THIRUVANANTHAPURAM: The cyber attack earlier this year on the servers of the Thiruvananthapuram-based Regional Cancer Centre (RCC) could have originated from the Russia-Ukraine border, the theatre of action in the war between the two countries, investigation has found.
The investigators had earlier suspected that the attack could have been carried out by Russians, which was reported by TNIE. The latest assessment of the cyber sleuths is that the attack using ransomware could not have emerged from any major Russian cities, but from the volatile border areas which have been witnessing high-intensity clashes.
It was the identification of IP addresses involved in the cyber crime and the location of the terminal of cryptocurrency wallet belonging to the hackers that reinforced suspicion that the act could have been carried out from the restive border regions, sources with the cyber investigation wing of the state police said.
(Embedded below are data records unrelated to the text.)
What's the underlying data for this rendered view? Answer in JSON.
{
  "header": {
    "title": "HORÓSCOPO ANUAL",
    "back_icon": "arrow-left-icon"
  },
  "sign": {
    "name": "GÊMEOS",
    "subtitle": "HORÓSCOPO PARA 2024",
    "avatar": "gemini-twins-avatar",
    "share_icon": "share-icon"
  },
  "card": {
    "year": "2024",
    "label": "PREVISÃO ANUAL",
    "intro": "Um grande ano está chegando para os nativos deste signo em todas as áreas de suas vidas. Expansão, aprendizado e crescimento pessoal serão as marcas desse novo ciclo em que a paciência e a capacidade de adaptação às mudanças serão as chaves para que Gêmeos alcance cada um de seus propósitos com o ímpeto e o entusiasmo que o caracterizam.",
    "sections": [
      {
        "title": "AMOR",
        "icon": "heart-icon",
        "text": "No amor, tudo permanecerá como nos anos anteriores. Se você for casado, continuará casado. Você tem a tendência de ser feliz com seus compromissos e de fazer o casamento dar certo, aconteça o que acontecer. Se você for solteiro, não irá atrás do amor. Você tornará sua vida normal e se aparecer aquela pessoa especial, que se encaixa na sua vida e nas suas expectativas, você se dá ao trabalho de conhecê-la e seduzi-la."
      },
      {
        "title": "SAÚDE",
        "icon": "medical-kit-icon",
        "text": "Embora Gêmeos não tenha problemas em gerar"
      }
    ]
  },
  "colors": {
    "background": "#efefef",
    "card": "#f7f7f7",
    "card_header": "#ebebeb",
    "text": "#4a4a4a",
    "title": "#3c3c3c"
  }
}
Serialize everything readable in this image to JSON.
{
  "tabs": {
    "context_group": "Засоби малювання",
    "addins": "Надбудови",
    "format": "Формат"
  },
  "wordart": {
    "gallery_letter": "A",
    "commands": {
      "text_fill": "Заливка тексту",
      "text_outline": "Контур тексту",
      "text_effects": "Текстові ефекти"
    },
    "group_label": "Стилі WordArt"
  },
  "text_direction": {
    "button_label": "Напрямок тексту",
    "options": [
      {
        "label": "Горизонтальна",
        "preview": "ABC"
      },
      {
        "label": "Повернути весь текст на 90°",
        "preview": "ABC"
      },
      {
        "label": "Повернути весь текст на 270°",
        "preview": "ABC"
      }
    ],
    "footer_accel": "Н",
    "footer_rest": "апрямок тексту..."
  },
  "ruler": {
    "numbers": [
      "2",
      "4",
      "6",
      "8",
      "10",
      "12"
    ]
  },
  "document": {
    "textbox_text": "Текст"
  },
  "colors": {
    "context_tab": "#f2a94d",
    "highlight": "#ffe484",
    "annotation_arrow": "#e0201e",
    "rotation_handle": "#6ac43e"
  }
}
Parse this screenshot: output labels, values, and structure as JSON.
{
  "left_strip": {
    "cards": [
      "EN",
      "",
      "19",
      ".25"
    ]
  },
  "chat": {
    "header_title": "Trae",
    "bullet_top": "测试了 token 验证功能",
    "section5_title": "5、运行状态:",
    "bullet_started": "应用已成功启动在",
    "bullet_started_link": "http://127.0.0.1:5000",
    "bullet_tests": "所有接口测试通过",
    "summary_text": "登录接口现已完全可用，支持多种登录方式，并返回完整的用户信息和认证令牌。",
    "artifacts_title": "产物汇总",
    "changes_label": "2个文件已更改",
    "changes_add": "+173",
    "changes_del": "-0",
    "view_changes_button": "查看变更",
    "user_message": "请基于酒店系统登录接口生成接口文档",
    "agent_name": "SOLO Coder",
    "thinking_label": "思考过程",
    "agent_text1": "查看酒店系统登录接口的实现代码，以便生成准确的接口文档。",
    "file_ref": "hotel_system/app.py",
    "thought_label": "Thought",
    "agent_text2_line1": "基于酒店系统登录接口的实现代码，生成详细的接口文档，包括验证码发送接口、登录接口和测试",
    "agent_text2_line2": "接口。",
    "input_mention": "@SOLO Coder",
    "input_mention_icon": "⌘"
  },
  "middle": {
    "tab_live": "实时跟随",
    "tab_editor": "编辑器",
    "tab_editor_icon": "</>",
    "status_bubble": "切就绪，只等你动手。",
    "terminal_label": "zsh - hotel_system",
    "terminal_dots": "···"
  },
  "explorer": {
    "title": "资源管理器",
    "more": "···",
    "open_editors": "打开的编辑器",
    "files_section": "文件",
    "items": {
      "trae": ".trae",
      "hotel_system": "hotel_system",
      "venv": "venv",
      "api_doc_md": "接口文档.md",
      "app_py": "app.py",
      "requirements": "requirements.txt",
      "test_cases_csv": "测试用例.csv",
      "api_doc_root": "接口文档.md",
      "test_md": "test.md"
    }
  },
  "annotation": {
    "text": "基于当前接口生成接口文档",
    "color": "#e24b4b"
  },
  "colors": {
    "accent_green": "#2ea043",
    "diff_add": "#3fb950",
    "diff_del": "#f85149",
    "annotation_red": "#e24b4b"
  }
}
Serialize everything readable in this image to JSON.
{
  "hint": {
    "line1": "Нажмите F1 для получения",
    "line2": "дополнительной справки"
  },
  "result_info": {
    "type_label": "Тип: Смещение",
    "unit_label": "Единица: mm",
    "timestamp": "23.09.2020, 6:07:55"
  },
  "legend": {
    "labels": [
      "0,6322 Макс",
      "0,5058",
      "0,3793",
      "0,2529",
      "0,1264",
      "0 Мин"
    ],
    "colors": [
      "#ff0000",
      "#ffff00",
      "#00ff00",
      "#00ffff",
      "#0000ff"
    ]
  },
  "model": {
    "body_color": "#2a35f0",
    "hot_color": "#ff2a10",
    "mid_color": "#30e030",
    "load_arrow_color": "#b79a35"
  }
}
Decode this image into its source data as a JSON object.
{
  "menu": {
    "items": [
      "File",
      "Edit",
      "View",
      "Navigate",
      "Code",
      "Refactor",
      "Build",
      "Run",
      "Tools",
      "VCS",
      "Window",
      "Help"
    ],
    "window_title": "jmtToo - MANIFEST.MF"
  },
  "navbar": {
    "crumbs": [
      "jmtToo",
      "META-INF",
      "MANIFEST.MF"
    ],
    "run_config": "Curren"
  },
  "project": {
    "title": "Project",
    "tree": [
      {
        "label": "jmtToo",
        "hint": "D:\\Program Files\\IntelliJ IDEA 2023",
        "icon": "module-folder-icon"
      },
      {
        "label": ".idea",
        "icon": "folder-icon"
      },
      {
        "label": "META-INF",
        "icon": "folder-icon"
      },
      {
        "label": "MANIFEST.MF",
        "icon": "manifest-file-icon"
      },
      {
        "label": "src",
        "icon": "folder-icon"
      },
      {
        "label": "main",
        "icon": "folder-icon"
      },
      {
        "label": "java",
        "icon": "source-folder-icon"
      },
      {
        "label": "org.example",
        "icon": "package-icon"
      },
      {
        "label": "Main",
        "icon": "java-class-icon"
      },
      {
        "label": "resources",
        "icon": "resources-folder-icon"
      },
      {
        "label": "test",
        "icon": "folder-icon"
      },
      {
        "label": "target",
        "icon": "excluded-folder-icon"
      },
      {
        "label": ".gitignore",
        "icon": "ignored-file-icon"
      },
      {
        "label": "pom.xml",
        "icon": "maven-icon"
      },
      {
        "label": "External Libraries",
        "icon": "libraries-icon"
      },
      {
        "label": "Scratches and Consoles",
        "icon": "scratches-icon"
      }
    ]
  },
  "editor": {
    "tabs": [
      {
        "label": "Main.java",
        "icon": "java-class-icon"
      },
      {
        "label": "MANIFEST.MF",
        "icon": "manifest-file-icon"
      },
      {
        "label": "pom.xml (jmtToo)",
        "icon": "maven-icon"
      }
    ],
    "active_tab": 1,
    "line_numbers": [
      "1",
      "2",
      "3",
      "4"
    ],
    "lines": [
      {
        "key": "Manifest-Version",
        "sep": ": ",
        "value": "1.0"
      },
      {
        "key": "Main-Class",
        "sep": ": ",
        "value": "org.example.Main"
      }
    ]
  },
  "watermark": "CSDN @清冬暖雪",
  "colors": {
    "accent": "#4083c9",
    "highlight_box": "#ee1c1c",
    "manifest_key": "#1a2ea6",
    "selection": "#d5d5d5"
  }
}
Eight IP addresses and the terminal were located to a Russia-Ukraine border area, a source said.
“We are now trying to get more specific details. We had written to the cryptocurrency exchange, seeking details of the customers who had used the wallet, but they declined. They have hosted the server outside the country. Also, the entity is not registered with us. There are some technical issues that are crippling our efforts to reach the root of the case. But we have some potent methodology that was successfully used in some other critical cases. We are planning to take a similar route in this case too,” the source said.
Given the location, geopolitical reasons could also have played a role in the ransomware attack, sources said. “Cyber attacks have consistently been linked to geopolitical positions of the countries. There could be people who have strong reservations regarding India’s stance on the Russia-Ukraine war. We feel the attack could have something to do with our foreign policy,” the source added.